No dia 10/01, o jornal Folha de S.Paulo registrou na chamada da matéria de página interna: “Efeitos na economia de fortalecimento de petista preocupam investidores”. Outras duas chamadas de matérias jornalísticas no jornal, e na mesma página, registram: “Atos preocupam estrangeiros, mas menos que agenda econômica de Lula e “Defesa da democracia fortalece petista, e governo precisará se voltar ao centro, dizem economistas. Será exagero concluir que o personagem “mercado” não dá a menor importância para a democracia? Ou para a estabilidade das instituições e que não tem qualquer interesse em reduzir a fome e as agruras das populações mais empobrecidas? 

A questão do Saneamento Básico tem sido motivo particular desses ataques absolutamente prematuros. O “mercado” criticou medidas propostas pela equipe de transição do governo Lula que propôs mudanças na ANA (Agência Nacional de Águas e Saneamento) e em portarias referentes ao Marco Regulatório do Saneamento aprovado em 2020. O jornal O Estado de S. Paulo estampa em sua primeira página do dia 15/12/22: “Equipe de Boulos sugere a Lula tirar saneamento da Agência das Águas; especialistas veem riscos”. Não se tratava da “equipe de Boulos”, que era um entre os mais de 20 integrantes do Grupo de Trabalho “Cidades na Comissão de Transição de Governo”. Nem se sugeria, exatamente, “tirar saneamento da ANA”, muito embora, convenhamos, essa seja uma cogitação que precisa ser discutida democraticamente.

Por que tal imprecisão na informação aos leitores? A atitude mais arrogante desse episódio estava no tratamento dado aos “especialistas” e “técnicos” do “mercado” em contraposição à “interferência dos políticos”. “O que queremos é que essas normas sejam feitas de forma robusta, técnica com equipe imunizada de questões políticas”, declarou um “especialista“ do “mercado”. É notável a pretensão de neutralidade dos “especialistas” ou “técnicos” do “mercado”, que se julgam “imunes às questões políticas”. Se resolvemos ocupar nosso tempo nessa disputa semiótica é para informar aos “especialistas” do “mercado” que eles se enganam quando acham que a privatização do saneamento vai resolver a determinação legal de universalização desses serviços até 2033 como determina lei 14.026/2020

É óbvia a situação de precariedade e a imensa dívida social do setor de saneamento em relação à população brasileira. Será necessário o reconhecimento da importância dos temas água e saneamento que devem estar no centro das políticas e dos investimentos anuais enquanto prioridades, pois estamos diante de um dos maiores problemas do país.

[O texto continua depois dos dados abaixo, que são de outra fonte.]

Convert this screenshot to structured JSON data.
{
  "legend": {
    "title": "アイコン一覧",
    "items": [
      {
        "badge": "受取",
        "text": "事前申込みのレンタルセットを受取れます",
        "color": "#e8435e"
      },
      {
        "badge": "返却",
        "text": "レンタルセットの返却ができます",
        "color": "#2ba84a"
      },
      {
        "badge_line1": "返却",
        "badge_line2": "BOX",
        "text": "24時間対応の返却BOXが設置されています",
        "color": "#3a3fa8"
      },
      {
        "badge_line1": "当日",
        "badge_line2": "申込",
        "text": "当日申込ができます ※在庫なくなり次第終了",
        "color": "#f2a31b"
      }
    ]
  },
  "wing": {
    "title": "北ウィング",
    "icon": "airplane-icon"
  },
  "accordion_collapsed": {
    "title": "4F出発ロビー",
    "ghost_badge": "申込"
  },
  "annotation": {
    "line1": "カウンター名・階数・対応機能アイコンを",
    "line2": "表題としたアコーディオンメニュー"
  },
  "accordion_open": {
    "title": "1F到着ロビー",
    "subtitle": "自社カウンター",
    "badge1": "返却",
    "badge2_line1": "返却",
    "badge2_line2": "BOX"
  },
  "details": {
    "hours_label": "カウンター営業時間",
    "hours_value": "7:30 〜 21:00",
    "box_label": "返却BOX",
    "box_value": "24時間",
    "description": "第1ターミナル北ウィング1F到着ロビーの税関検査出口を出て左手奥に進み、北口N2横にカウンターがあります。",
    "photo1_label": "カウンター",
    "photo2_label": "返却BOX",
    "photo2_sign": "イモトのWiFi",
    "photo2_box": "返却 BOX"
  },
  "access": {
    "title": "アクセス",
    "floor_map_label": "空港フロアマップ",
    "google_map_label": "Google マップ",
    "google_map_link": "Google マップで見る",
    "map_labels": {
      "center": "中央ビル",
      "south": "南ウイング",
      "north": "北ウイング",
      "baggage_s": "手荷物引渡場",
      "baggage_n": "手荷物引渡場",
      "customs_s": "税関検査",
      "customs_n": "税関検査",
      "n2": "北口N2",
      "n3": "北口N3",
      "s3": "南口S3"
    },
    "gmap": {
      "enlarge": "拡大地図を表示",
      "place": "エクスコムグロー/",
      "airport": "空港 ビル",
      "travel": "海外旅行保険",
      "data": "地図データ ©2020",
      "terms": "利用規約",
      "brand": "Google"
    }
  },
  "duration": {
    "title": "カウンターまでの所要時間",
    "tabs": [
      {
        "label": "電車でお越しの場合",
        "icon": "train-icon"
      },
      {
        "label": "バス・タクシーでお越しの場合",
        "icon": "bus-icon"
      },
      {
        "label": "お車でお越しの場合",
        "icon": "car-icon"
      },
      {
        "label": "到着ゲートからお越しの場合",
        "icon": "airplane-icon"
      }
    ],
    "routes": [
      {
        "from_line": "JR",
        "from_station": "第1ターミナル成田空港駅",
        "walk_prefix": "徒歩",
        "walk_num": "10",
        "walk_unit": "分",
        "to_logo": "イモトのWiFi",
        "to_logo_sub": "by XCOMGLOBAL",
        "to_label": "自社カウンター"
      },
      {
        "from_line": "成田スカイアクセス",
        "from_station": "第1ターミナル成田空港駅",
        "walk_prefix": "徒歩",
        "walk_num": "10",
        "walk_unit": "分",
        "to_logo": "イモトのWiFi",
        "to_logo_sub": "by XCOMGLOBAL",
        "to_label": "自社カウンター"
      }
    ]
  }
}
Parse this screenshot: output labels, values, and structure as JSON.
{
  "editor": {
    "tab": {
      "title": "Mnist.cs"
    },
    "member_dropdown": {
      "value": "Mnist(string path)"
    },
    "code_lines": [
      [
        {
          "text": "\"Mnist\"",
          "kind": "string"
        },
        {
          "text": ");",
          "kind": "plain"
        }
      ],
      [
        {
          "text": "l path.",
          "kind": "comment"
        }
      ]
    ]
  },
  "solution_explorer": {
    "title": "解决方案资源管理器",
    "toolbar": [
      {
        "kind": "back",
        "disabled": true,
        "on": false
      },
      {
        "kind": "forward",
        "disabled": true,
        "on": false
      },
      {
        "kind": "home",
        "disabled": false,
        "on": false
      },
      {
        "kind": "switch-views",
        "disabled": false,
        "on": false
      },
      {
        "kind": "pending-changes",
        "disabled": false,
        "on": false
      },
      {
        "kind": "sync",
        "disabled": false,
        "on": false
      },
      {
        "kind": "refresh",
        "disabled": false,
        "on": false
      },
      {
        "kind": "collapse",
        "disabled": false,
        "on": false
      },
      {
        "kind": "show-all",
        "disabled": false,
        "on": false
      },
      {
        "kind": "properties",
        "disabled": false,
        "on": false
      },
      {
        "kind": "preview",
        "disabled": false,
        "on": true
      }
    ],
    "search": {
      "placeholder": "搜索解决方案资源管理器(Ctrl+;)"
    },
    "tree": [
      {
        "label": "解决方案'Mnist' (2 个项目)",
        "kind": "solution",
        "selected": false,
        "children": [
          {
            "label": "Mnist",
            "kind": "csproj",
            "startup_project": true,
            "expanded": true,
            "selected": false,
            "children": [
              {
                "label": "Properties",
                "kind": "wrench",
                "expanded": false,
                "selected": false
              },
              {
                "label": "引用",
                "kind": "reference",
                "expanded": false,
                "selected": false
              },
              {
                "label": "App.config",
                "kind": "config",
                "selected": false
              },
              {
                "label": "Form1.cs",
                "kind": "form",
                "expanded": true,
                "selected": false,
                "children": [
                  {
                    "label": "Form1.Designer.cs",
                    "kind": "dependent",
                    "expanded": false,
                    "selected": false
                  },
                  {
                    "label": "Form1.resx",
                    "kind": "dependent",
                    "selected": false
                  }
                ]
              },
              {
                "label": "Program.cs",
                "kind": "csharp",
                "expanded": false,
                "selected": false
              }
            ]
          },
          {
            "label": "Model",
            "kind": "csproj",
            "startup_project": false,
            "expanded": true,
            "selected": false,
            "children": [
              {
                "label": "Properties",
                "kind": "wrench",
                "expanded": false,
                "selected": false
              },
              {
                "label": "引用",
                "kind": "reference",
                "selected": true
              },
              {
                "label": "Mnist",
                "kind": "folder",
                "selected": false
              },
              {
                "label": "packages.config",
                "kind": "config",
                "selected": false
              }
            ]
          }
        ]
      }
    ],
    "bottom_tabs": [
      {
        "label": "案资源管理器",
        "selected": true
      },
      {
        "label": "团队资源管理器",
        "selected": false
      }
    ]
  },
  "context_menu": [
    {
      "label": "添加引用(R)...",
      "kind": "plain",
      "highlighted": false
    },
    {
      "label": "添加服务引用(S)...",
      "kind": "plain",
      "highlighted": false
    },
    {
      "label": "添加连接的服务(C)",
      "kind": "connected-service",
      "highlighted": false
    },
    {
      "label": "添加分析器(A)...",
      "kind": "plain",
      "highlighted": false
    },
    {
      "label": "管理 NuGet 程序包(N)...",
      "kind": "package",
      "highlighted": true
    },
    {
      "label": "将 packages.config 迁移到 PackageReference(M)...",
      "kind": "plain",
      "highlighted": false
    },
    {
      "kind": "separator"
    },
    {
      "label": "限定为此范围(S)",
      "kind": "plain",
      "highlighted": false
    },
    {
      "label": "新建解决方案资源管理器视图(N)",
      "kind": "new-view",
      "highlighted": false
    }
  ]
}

O acesso à água potável e à coleta, afastamento e tratamento de esgoto, ademais da coleta e disposição de resíduos sólidos, têm tudo a ver com a saúde da população e o meio ambiente. Praticamente 15% da população brasileira não tem acesso regular à água potável. Mais de 45% não tem esgoto coletado e, daquilo que é coletado, apenas cerca de 50% é tratado. A rede hídrica é o destino final de grande parte do esgoto e do lixo urbano, o que determina a poluição geral dos cursos d’água no entorno das cidades. Entretanto, o que os “especialistas” do “mercado” não sabem ou não reconhecem é que a maior parte desse déficit de saneamento é também um déficit de cidade. Estamos nos referindo à população urbana, nesse caso, embora grande parte do déficit seja rural, mas em ambos os casos a solução não está na ação empresarial privada e fragmentada no território.  

As tragédias que atingiram o litoral norte de São Paulo apenas comprovam o propósito que queremos evidenciar aqui de que o assentamento habitacional de grande parte da população brasileira se faz sem Estado e sem “mercado”: com  inobservância legal quanto ao registro da propriedade da terra, às leis de uso e ocupação do solo e ao código de obras; desconhecimento técnico, pela carência de arquitetos, engenheiros, geógrafos, geólogos  e outros profissionais; falta de investimento público ou financiamento privado na construção das casas. A pura e simples ocupação ilegal de terras que não interessam ao mercado imobiliário formal ou a compra de lotes ilegais são saídas para a completa e total falta de alternativas. 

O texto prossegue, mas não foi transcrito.